Intellect as Immaterial

For Aristotle, living things are understood as composites of body and soul. Body, which is matter, is informed by soul, which is form. Matter is also potency, or that out of which something is made, and form is act, or that which makes the matter an actual substance. Following this conceptual correspondence we can say that body, as matter, is potency, and soul, as form, is act. The body and soul composite is merely a specific kind of potency and act composite, namely, the kind proper to living things. Aristotle discusses the different powers of soul and then distinguishes living things according to the powers of soul most proper to them. Plants, for instance, have a nutritive or generative soul, while animals have a sensitive or perceptive soul. Human beings, however, have both the nutritive and sensitive powers, but neither of these are most proper to human beings as such. For humans, the power to understand, commonly referred to as the intellect, is what characterizes soul. There is a difference, though, that divides the human soul from the souls of animals and plants and it is found within Aristotle’s descriptions of each. Whereas the nutritive and sensitive powers require bodily organs in order to be actualized, the human soul cannot have any such organ.
    When Aristotle is discussing understanding he compares it to perceiving, both of which somehow consist in the reception of some object. This power of understanding, intellect, is characterized primarily by its ability to receive form. As something receptive, intellect is in potency with respect to all of the things which it is able to understand. While it is understanding something, or after having understood something, the intellect is, in a sense, actually what it understands, it contains within itself the form of the object of its understanding. This presents us with a problem.
    Remember that the body and soul division is a specific kind of matter and form division, the latter being found within all material reality and not just in living or organic things. All material substances are, by nature, composites of matter and form. But if the intellect, like matter, is able to receive form, then the intellect, like matter, would actually become the substance in question. For some matter to be in the possession of a certain form, a cat, for instance, is nothing more than actually being this same composite substance. For some matter to be informed by the soul of a cat is just what it is to be a cat. This distinction is at the heart of Aristotle’s ontology, but when applied to the intellect it seems incoherent. If understanding what it is to be a cat is identical with saying that my intellect is in the possession of the form of a cat, then the intellect, if it requires a bodily organ, upon understanding what a cat is, would quite literally become a cat. This is obviously not the case, though. The intellect is able to understand all types of forms and yet is never actually a material substance informed by the understood form in question. The implication, then, is that the intellectual power of the human soul cannot possibly require a bodily organ in order to actualize itself. Hence the intellect must be immaterial.

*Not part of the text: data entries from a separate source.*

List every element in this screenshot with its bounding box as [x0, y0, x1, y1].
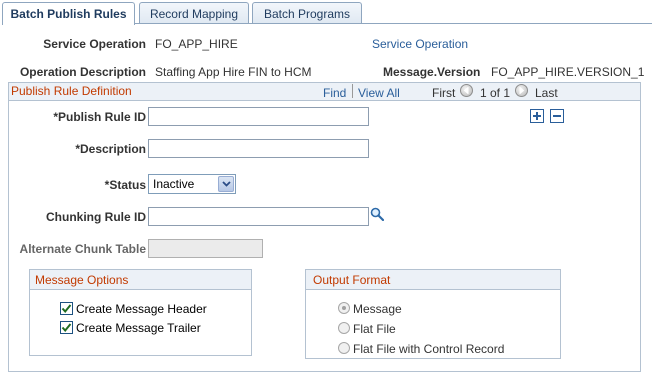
delete-row-button[interactable]: [550, 109, 564, 123]
last-label: Last: [535, 86, 558, 100]
create-message-trailer-label: Create Message Trailer: [76, 321, 201, 335]
operation-description-value: Staffing App Hire FIN to HCM: [155, 65, 312, 79]
alternate-chunk-table-label: Alternate Chunk Table: [19, 242, 146, 256]
output-format-flat-file-control-label: Flat File with Control Record: [353, 342, 505, 356]
previous-arrow-icon[interactable]: [460, 84, 473, 97]
chunking-rule-id-input[interactable]: [148, 207, 369, 226]
status-selected-value: Inactive: [153, 177, 195, 191]
description-label: *Description: [75, 142, 146, 156]
view-all-link[interactable]: View All: [358, 86, 400, 100]
service-operation-link[interactable]: Service Operation: [372, 37, 468, 51]
checkmark-icon: [61, 323, 72, 333]
row-position: 1 of 1: [480, 86, 511, 100]
tab-label: Record Mapping: [149, 6, 239, 21]
service-operation-value: FO_APP_HIRE: [155, 37, 238, 51]
output-format-message-label: Message: [353, 302, 402, 316]
find-link[interactable]: Find: [323, 86, 346, 100]
alternate-chunk-table-input: [148, 239, 263, 258]
radio-selected-dot: [342, 306, 346, 310]
output-format-flat-file-control-radio[interactable]: [338, 342, 350, 354]
tab-batch-publish-rules[interactable]: Batch Publish Rules: [2, 2, 135, 25]
minus-icon: [553, 115, 561, 117]
output-format-flat-file-label: Flat File: [353, 322, 396, 336]
create-message-trailer-checkbox[interactable]: [60, 321, 73, 334]
status-label: *Status: [104, 178, 146, 192]
service-operation-label: Service Operation: [43, 37, 146, 51]
tab-divider: [134, 23, 652, 24]
create-message-header-label: Create Message Header: [76, 302, 207, 316]
create-message-header-checkbox[interactable]: [60, 302, 73, 315]
tab-label: Batch Programs: [263, 6, 351, 21]
first-label: First: [432, 86, 456, 100]
chevron-down-icon: [218, 176, 234, 192]
output-format-message-radio[interactable]: [338, 302, 350, 314]
publish-rule-id-label: *Publish Rule ID: [53, 110, 146, 124]
message-options-title: Message Options: [35, 273, 129, 287]
nav-separator: [352, 84, 353, 98]
operation-description-label: Operation Description: [19, 65, 146, 79]
publish-rule-id-input[interactable]: [148, 107, 369, 126]
chunking-rule-id-label: Chunking Rule ID: [46, 210, 146, 224]
status-select[interactable]: Inactive: [148, 174, 236, 194]
publish-rule-definition-title: Publish Rule Definition: [11, 84, 132, 98]
next-arrow-icon[interactable]: [515, 84, 528, 97]
tab-label: Batch Publish Rules: [10, 7, 127, 21]
checkmark-icon: [61, 304, 72, 314]
message-version-value: FO_APP_HIRE.VERSION_1: [491, 65, 645, 79]
search-icon[interactable]: [370, 207, 384, 221]
add-row-button[interactable]: [530, 109, 544, 123]
tab-record-mapping[interactable]: Record Mapping: [139, 2, 249, 24]
output-format-flat-file-radio[interactable]: [338, 322, 350, 334]
output-format-title: Output Format: [313, 273, 391, 287]
message-version-label: Message.Version: [383, 65, 481, 79]
description-input[interactable]: [148, 139, 369, 158]
plus-icon: [533, 112, 541, 120]
tab-batch-programs[interactable]: Batch Programs: [252, 2, 362, 24]
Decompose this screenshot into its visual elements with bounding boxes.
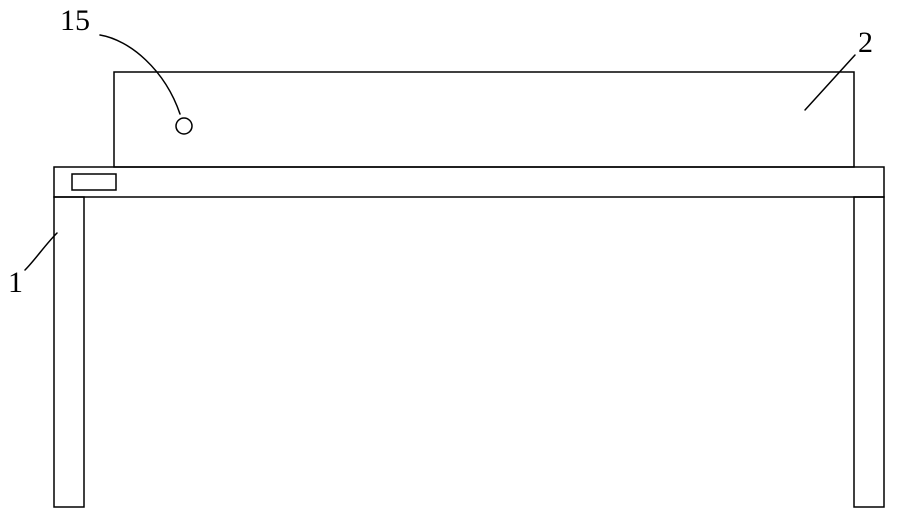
part-15-circle — [176, 118, 192, 134]
frame-top-rail — [54, 167, 884, 197]
part-2-panel — [114, 72, 854, 167]
technical-drawing — [0, 0, 924, 525]
small-rect-on-rail — [72, 174, 116, 190]
label-2: 2 — [858, 28, 873, 58]
leader-2 — [805, 55, 855, 110]
label-1: 1 — [8, 268, 23, 298]
frame-right-leg — [854, 197, 884, 507]
label-15: 15 — [60, 6, 90, 36]
leader-1 — [25, 233, 57, 270]
frame-left-leg — [54, 197, 84, 507]
leader-15 — [100, 35, 180, 114]
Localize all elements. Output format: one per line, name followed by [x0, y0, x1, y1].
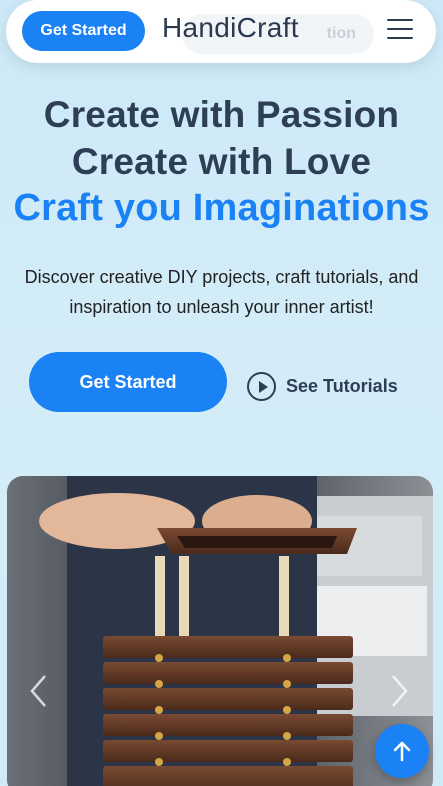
chevron-left-icon: [30, 675, 46, 707]
menu-bar: [387, 37, 413, 39]
see-tutorials-link[interactable]: See Tutorials: [247, 370, 398, 402]
carousel-next-button[interactable]: [384, 671, 414, 711]
menu-bar: [387, 28, 413, 30]
nav-get-started-button[interactable]: Get Started: [22, 11, 145, 51]
carousel-prev-button[interactable]: [24, 671, 54, 711]
chevron-right-icon: [392, 675, 408, 707]
hero-heading-accent: Craft you Imaginations: [13, 187, 430, 229]
hero-heading-line-2: Create with Love: [71, 141, 372, 182]
image-carousel[interactable]: [7, 476, 433, 786]
top-navbar: tion Get Started HandiCraft: [6, 0, 436, 63]
brand-logo-text[interactable]: HandiCraft: [162, 12, 299, 44]
hero-heading-line-1: Create with Passion: [43, 94, 400, 135]
hamburger-menu-icon[interactable]: [387, 17, 413, 41]
get-started-button[interactable]: Get Started: [29, 352, 227, 412]
play-circle-icon: [247, 371, 276, 401]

  1. The implication, then, is that the intellectual power of the human soul cannot possibly require a bodily organ in order to actualize itself. Hence the intellect must be immaterial.

    Okay, after understanding the form of a cat, my intellect does not become a cat. But where does the human brain fit in to this idea of not requiring "a bodily organ in order to actualize itself"? Is the fact that the human intellect is aware of its dependence on the brain further evidence of your assertion?

  2. Bodily organs are required for human understanding because all human knowledge begins with sensation. So to interpret "not requiring a bodily organ" to mean that human understanding does not involve any material operations is false. In fact, Aquinas says that, in our current life, the intellect will always need recourse to imagination, a material operation, in order to understand things.
    See Article 7 here:


    Human knowing, though, is a process, and so although it may begin with sensation, which would ultimately include brain activity, it does not end there. The intelligible species is abstracted from the sensible image, and this intelligible being is utterly formal. The active intellect must make that which is potentially intelligible actually intelligible, and once it is possessed by the intellect it exists in an immaterial, universal, and necessary way.

    So the human intellect is immaterial because its per se operation cannot be the act of a bodily organ (as sight is the act of the eye), but not because the process of human knowing does not involve any material operation whatsoever. The brain, as a material organ, obviously plays some pivotal role. The intellect, though, cannot be the act of the brain because the operation of the intellect, although it has recourse to that which is taken from sensation, cannot possibly be reduced to anything material.

    Your final question raises an interesting point. We can, in fact, use the idea that the intellect knows the brain as an argument for its immateriality. Why is the human intellect able to know the brain? I would say that it can do so because the brain is a sensible body. As a sensible body, the intellect is able to know it because the human intellect is able to know all sensible bodies as such. In other words, the intellect is receptive of all sensible natures in the same way that the eye is receptive of color or the ear is receptive of sound. In order to operate in such a manner, the intellect must not itself be the act of a bodily organ. This is because, in order for the eye to receive color, for example, it must itself lack color. That which is able to receive something cannot already possess that which it is able to receive. If the eye, of itself, always was in the possession of some color then it would simply be unable to see other colors. In the same way, the human intellect could not be receptive of all things sensible if it was itself a sensible organ. In order to know bodily things as such it must not itself be bodily.